# What is this Rock Pit?



## Yellowshell (Dec 12, 2015)

I found what appears to be a bunch of rocks piled not in a typical field clearing pile but shaped into this sort of bowl or pit. I first thought maybe it lined a water hole for livestock but it's not wet and it's not in a low area. This is in East TN up on a Mountain. It's pretty remote. Any ideas from you folks with knowledge of the old ways?


----------



## Yellowshell (Dec 12, 2015)

Here's another view.


----------



## NCHillbilly (Dec 12, 2015)

May be the scattered remains of the foundation of an old structure from the looks of it. Buildings here in the mountains were often built on stacked rock pillars instead of solid foundations. Could have been an old root cellar.


----------



## Yellowshell (Dec 12, 2015)

Maybe so. There's a big creek down the ridge in the background of the first picture.

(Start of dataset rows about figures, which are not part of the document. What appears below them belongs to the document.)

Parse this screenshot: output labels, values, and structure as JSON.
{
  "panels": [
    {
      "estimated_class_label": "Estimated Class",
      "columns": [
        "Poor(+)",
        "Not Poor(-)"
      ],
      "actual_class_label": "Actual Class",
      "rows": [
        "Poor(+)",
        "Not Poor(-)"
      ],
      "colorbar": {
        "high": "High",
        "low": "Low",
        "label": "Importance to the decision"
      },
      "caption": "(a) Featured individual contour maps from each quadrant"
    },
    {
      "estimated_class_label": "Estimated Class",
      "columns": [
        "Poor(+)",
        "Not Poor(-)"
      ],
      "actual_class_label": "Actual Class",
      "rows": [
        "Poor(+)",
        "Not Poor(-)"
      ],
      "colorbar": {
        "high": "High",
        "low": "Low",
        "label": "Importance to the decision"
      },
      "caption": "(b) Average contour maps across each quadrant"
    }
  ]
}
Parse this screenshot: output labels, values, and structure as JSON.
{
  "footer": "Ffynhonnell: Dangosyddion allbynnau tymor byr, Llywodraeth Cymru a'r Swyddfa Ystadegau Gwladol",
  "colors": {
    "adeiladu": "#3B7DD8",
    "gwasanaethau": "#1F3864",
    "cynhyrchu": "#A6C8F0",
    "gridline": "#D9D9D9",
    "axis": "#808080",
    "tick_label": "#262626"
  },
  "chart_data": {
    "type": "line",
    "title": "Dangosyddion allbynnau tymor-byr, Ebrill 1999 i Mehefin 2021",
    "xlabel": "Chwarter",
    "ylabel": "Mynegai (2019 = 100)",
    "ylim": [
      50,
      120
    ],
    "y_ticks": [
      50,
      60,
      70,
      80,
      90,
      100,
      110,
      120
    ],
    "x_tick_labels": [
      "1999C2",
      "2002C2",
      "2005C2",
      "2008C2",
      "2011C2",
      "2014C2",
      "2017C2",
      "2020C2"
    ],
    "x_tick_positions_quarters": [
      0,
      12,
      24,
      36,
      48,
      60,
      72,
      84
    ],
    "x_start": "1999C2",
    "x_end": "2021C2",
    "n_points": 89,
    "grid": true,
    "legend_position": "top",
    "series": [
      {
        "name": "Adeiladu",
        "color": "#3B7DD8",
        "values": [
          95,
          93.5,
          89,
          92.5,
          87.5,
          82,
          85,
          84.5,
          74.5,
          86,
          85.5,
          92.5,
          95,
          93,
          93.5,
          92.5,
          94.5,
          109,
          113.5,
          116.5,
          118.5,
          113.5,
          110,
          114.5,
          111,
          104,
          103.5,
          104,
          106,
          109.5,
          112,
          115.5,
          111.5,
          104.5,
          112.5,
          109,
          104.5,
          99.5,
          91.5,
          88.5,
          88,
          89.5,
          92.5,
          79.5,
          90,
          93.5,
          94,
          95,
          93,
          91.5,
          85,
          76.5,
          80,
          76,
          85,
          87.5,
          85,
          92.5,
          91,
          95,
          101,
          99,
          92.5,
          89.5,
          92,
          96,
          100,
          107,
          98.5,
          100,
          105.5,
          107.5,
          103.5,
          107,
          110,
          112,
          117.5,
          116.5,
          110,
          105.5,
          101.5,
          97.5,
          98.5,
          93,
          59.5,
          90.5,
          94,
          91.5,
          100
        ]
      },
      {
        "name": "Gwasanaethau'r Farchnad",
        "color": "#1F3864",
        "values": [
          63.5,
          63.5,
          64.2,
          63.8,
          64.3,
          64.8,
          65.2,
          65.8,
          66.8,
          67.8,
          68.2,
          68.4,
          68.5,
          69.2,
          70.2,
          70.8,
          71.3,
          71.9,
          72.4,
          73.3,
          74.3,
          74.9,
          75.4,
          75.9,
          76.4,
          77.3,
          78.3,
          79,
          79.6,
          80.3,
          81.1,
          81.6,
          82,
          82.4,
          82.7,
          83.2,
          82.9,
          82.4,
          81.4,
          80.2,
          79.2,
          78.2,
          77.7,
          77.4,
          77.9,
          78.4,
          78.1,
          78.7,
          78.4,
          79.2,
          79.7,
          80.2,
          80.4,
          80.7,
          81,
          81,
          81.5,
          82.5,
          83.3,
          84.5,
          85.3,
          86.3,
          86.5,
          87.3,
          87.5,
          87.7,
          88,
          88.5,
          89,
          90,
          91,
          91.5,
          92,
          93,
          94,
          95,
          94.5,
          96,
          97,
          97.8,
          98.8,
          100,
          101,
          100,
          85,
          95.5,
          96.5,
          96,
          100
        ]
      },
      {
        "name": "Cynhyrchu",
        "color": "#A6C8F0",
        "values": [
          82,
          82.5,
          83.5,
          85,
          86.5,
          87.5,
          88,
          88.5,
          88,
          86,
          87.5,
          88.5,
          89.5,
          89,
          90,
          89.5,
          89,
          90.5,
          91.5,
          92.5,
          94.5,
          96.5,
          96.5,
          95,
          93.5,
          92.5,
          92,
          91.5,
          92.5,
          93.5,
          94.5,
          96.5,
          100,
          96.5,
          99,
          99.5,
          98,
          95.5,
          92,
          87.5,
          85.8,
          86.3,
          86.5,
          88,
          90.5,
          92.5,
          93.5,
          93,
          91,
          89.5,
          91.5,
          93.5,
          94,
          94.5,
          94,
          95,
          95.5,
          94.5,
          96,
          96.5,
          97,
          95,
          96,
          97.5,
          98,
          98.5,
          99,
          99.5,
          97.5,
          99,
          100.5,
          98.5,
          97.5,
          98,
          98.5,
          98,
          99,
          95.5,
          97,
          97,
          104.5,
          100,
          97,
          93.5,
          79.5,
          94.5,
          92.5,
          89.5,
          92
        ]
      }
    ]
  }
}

I'd venture to say that white pine wasn't even a seedling when those rocks were put there.


----------



## Jeff C. (Dec 12, 2015)

Flipped it Yellowshell......


----------



## Yellowshell (Dec 13, 2015)

Thanks buddy.


----------



## ripplerider (Dec 14, 2015)

A couple of yrs. ago I found a circle of rocks about 3 ft. high and about 30 ft. across on top of a steep cone shaped mtn. ( really more of a knob) near Owltown gap in Union county. Was told later by someone with a lot of knowledge about the local mtns. that it was part of a chain of similar rock structures that were used as communications by the Cherokees via bonfires lit within. Dont  know how true this is, didnt notice any signs of fire within but I was hunting and didnt spend much time looking around. Does anyone know if the Cherokee communicated like this or passed messages around via fire and/or smoke? I plan on going back when my shoulder gets better and taking a better look.


----------